Il naso umano riconosce mille miliardi di odori

Per molto tempo si è creduto che il naso umano fosse un organo piuttosto limitato, capace di distinguere circa 10.000 odori. Questo numero, ripetuto per decenni nei manuali di biologia, non era mai stato verificato sperimentalmente. Nel 2014, un team della Rockefeller University di New York ha dimostrato che la realtà è completamente diversa: il naso umano è in grado di discriminare almeno mille miliardi di odori diversi.

Lo studio che ha riscritto i libri di testo

La ricerca, pubblicata su Science nel marzo 2014, è stata condotta da Caroline Bushdid, Marcelo Magnasco, Leslie Vosshall e Andreas Keller. Il team ha creato miscele di 128 molecole odorose diverse, combinandole in rapporti variabili, e ha chiesto ai volontari di distinguere tra coppie di miscele molto simili tra loro.

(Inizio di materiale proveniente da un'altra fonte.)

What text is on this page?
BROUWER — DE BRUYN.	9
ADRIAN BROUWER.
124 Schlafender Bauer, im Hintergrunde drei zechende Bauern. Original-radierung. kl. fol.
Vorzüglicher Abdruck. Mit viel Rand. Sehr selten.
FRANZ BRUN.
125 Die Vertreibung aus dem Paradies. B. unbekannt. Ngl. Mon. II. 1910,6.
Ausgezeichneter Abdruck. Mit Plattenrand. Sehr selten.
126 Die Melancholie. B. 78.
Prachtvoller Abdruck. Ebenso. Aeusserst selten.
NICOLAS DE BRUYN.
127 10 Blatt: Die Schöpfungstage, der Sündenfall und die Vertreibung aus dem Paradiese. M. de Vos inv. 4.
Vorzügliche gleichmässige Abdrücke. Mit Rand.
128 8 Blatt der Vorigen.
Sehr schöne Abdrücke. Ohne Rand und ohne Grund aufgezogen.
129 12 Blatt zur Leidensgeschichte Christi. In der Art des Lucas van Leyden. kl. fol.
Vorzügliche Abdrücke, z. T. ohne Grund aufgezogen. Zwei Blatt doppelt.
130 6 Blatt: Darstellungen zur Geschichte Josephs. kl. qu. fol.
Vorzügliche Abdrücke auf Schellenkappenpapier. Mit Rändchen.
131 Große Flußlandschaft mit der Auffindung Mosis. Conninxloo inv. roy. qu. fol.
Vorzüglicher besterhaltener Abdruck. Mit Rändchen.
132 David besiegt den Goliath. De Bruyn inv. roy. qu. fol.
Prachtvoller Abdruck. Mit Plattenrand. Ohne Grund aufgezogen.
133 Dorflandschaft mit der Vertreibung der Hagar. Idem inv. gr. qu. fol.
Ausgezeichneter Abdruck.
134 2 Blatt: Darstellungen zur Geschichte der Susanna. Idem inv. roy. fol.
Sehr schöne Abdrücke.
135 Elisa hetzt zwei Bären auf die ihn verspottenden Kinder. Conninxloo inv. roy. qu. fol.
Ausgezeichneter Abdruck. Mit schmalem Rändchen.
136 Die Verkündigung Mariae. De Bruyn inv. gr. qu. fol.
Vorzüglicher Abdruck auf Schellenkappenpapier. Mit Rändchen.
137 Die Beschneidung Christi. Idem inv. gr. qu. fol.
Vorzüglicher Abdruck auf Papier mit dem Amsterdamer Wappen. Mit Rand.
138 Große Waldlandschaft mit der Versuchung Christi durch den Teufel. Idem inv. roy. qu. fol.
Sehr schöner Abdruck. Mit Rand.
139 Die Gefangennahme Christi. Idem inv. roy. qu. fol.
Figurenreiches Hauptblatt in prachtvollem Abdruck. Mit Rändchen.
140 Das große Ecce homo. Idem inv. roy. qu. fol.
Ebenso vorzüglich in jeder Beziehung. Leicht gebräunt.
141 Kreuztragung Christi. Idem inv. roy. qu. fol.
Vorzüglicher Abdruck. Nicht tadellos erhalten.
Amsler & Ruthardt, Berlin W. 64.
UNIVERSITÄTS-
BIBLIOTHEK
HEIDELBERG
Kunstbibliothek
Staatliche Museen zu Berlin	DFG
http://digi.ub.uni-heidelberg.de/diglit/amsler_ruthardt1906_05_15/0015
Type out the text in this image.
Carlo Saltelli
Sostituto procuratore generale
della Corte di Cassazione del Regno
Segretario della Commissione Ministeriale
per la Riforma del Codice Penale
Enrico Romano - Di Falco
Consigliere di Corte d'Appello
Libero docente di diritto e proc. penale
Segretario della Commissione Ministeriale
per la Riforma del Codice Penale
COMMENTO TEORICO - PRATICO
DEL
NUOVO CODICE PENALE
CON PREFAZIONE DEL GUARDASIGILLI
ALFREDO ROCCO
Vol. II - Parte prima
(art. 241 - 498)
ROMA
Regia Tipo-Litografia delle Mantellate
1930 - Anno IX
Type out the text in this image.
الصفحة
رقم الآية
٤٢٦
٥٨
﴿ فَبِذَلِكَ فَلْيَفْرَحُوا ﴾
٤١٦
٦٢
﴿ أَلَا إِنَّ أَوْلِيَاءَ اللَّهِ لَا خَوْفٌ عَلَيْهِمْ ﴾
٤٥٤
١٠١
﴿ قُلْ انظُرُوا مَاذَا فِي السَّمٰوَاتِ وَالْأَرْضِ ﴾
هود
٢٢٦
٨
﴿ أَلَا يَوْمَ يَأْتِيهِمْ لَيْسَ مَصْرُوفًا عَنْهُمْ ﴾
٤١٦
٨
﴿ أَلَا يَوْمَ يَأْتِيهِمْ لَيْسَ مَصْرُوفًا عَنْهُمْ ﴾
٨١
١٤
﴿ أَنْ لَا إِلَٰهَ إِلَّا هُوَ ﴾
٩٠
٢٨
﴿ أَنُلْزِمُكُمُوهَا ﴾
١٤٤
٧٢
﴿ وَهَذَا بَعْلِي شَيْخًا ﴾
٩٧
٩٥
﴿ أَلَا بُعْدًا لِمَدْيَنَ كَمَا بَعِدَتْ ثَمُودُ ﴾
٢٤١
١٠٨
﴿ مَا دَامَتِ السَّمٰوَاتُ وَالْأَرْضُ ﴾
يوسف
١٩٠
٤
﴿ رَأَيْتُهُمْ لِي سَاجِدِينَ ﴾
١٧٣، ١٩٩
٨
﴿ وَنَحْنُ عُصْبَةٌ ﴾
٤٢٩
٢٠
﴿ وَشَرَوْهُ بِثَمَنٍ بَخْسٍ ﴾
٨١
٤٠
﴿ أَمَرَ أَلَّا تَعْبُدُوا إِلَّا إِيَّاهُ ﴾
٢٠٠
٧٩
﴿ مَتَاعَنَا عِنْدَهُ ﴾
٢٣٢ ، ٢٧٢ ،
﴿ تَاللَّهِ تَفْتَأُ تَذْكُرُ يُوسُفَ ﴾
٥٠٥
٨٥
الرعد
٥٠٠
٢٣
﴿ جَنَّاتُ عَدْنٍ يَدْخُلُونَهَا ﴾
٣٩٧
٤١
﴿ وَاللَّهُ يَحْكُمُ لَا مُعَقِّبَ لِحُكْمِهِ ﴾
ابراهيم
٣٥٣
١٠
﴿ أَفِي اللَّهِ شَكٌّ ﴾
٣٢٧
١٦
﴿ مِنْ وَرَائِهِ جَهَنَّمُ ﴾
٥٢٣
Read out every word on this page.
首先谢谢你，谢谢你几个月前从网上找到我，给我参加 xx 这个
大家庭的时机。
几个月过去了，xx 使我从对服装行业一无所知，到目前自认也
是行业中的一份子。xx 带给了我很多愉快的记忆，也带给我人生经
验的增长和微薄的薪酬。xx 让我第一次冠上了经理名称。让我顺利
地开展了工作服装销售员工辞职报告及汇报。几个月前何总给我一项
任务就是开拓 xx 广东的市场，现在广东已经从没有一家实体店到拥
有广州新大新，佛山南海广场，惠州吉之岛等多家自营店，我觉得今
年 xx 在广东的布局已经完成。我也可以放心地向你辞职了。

I risultati hanno mostrato che gli esseri umani riescono a percepire differenze anche minime nella composizione chimica di un odore. Estrapolando i dati, i ricercatori hanno stimato che il numero totale di odori distinguibili supera il trilione, cioè un milione di milioni.

Per mettere il dato in prospettiva: l'occhio umano distingue circa 10 milioni di colori, l'orecchio percepisce circa 340.000 toni diversi. Il naso li batte entrambi di diversi ordini di grandezza.

Come funziona l’olfatto

La potenza del nostro olfatto dipende dalla struttura dell'epitelio olfattivo, una piccola area di tessuto nella parte superiore della cavità nasale. Qui si trovano circa 400 tipi diversi di recettori olfattivi, ciascuno capace di riconoscere una specifica caratteristica molecolare. Ma la vera magia avviene nel cervello: i recettori non funzionano come serrature che si aprono con una sola chiave. Ogni molecola odorosa attiva un insieme unico di recettori, creando un "codice combinatorio" che il bulbo olfattivo interpreta come un odore specifico. È lo stesso principio per cui con 26 lettere puoi comporre milioni di parole.

La scoperta del meccanismo dei recettori olfattivi è valsa il Premio Nobel per la Medicina nel 2004 a Richard Axel e Linda Buck, che nel 1991 avevano identificato la grande famiglia di geni responsabili di questi recettori.

La ricerca italiana sull’olfatto

In Italia, il centro di riferimento per lo studio dell'olfatto è l'Università di Trieste, dove il gruppo di Anna Bhatt e colleghi ha condotto studi pionieristici sulla percezione degli odori e sulla loro connessione con le emozioni. Ricerche italiane pubblicate su Chemical Senses hanno dimostrato che l'olfatto è il senso più direttamente collegato alla memoria emotiva: un odore può riattivare ricordi con una precisione e un'intensità che nessun altro stimolo sensoriale riesce a eguagliare. È il motivo per cui il profumo della cucina di tua nonna può riportarti all'infanzia in un istante, un fenomeno noto come sindrome di Proust.

Un senso sottovalutato

Nonostante questa capacità straordinaria, l'olfatto resta il senso meno studiato e meno considerato. In un sondaggio condotto nel 2011 tra giovani adulti di diversi paesi, oltre il 50% degli intervistati ha dichiarato che rinuncerebbe all'olfatto piuttosto che allo smartphone. Eppure la perdita dell'olfatto, l'anosmia, è associata a un aumento significativo di depressione e isolamento sociale, come hanno scoperto milioni di persone durante la pandemia di Covid-19.

Il tuo naso non è il parente povero dei sensi. È uno strumento di precisione biologica che ti permette di navigare il mondo in un modo che i tuoi occhi e le tue orecchie non potranno mai replicare, con una capacità di discriminazione che va letteralmente oltre l'immaginazione.